Der einzige Unterschied ist Dein Geist, der Dir heute andere Geschichten erzählt als gestern, der heute Dinge verurteilt, die er gestern noch gut fand oder heute Dinge in den Fokus rückt, die gestern noch keine Bedeutung hatten.
Also nicht nur unser Körper, sondern auch unser Geist ist veränderlich und mit einem «Asana der Woche» kannst Du lernen dies liebevoll anzunehmen und Dich Deinem wahren ICH zuwenden.
9. Februar 2021
Diese Woche beschäftigen wir uns mit dem Bhujamgasana
Bhujamga bedeutet ›Schlange‹. Da diese Stellung einer sich aufbäumenden Kobra mit gespreiztem Hals gleicht, wird sie Bhujamgasana oder Kobrastellung genannt. Eine weitere Bezeichnung für dieses Asana ist Sarpasana. Sarpa bedeutet ebenfalls ›Schlange‹.
Konzentriere dich während der ersten Runde auf das Kreuz,
während der zweiten Runde auf Gallenblase, Leber, Magen und Milz,
während der dritten Runde auf das Herz und den Brustbereich.
Vergegenwärtige dir in der nachfolgenden Entspannung die unten genannten Wirkungen dieser Übung.

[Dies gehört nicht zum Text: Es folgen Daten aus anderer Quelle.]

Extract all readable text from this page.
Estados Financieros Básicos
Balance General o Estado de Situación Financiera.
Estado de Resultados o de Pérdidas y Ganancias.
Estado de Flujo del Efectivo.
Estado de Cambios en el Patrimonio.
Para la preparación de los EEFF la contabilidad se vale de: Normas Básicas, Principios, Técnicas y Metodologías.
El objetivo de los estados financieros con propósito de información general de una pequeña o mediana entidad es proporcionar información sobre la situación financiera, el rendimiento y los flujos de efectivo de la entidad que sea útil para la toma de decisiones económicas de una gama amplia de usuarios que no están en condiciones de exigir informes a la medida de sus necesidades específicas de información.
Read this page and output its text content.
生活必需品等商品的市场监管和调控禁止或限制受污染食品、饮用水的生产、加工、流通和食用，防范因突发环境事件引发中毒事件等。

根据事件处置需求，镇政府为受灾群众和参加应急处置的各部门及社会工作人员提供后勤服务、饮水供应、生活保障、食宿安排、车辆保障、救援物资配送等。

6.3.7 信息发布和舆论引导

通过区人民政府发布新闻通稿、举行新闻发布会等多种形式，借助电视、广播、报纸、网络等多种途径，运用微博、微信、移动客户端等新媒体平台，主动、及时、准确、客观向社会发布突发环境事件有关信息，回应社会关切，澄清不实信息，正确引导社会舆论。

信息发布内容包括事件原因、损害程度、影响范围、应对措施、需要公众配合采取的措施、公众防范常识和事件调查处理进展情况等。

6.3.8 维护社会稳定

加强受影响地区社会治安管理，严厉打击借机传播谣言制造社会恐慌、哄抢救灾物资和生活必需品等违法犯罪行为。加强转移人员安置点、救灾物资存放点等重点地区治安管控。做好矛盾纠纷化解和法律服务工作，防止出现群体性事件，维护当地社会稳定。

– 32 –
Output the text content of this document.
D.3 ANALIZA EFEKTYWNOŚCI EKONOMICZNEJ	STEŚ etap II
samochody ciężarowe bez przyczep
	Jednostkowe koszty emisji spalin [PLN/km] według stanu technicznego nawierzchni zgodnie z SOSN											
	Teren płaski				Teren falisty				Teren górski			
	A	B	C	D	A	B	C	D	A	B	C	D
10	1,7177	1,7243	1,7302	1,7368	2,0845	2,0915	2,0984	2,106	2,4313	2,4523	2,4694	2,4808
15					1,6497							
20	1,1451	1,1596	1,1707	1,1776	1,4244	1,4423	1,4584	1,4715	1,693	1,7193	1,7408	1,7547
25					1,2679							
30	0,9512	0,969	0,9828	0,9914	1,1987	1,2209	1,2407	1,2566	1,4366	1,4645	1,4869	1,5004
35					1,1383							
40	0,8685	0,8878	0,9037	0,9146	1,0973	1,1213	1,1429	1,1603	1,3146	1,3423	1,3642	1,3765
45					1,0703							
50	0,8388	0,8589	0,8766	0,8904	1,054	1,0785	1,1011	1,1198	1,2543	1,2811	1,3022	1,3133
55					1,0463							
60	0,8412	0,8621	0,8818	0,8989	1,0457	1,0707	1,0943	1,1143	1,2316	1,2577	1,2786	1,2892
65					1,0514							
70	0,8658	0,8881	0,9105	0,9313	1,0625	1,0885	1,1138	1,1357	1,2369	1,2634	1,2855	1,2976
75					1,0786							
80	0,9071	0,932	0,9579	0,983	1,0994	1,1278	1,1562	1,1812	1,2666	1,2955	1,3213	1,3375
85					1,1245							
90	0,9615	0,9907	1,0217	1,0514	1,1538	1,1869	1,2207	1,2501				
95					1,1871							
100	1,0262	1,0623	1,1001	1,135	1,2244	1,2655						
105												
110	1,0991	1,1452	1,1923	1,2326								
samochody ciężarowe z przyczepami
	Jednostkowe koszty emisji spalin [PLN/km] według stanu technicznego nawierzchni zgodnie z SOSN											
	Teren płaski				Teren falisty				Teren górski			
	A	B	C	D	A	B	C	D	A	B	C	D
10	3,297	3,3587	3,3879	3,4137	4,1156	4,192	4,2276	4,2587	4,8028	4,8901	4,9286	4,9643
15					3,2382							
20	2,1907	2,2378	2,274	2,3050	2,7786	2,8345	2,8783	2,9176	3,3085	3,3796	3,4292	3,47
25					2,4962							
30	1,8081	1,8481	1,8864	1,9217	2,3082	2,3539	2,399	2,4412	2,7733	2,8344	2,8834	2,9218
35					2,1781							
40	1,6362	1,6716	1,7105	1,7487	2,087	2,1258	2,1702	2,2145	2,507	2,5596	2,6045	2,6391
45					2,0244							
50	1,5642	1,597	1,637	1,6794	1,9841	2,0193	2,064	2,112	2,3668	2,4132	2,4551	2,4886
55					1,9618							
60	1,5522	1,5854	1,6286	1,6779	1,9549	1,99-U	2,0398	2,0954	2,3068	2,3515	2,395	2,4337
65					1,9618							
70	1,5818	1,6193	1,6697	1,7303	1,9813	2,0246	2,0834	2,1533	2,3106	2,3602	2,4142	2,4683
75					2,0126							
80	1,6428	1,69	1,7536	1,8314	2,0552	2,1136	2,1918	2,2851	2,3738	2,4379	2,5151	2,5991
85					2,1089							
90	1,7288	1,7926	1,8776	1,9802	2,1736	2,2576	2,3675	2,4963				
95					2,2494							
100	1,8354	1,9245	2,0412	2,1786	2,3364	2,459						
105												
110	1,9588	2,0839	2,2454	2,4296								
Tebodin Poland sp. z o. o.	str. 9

Wirkung: Alle Arten von Rückenschmerzen können durch dieses Asana gelindert werden, denn es stärkt alle Muskeln des Rückens. Die Beweglichkeit der Wirbelsäule wird verbessert. Es verbessert die Verdauung, heilt Verstopfung, hält Leber, Milz, Nieren und Nebennieren gesund und erhöht die Durchblutung der Gebärmutter und der Eierstöcke.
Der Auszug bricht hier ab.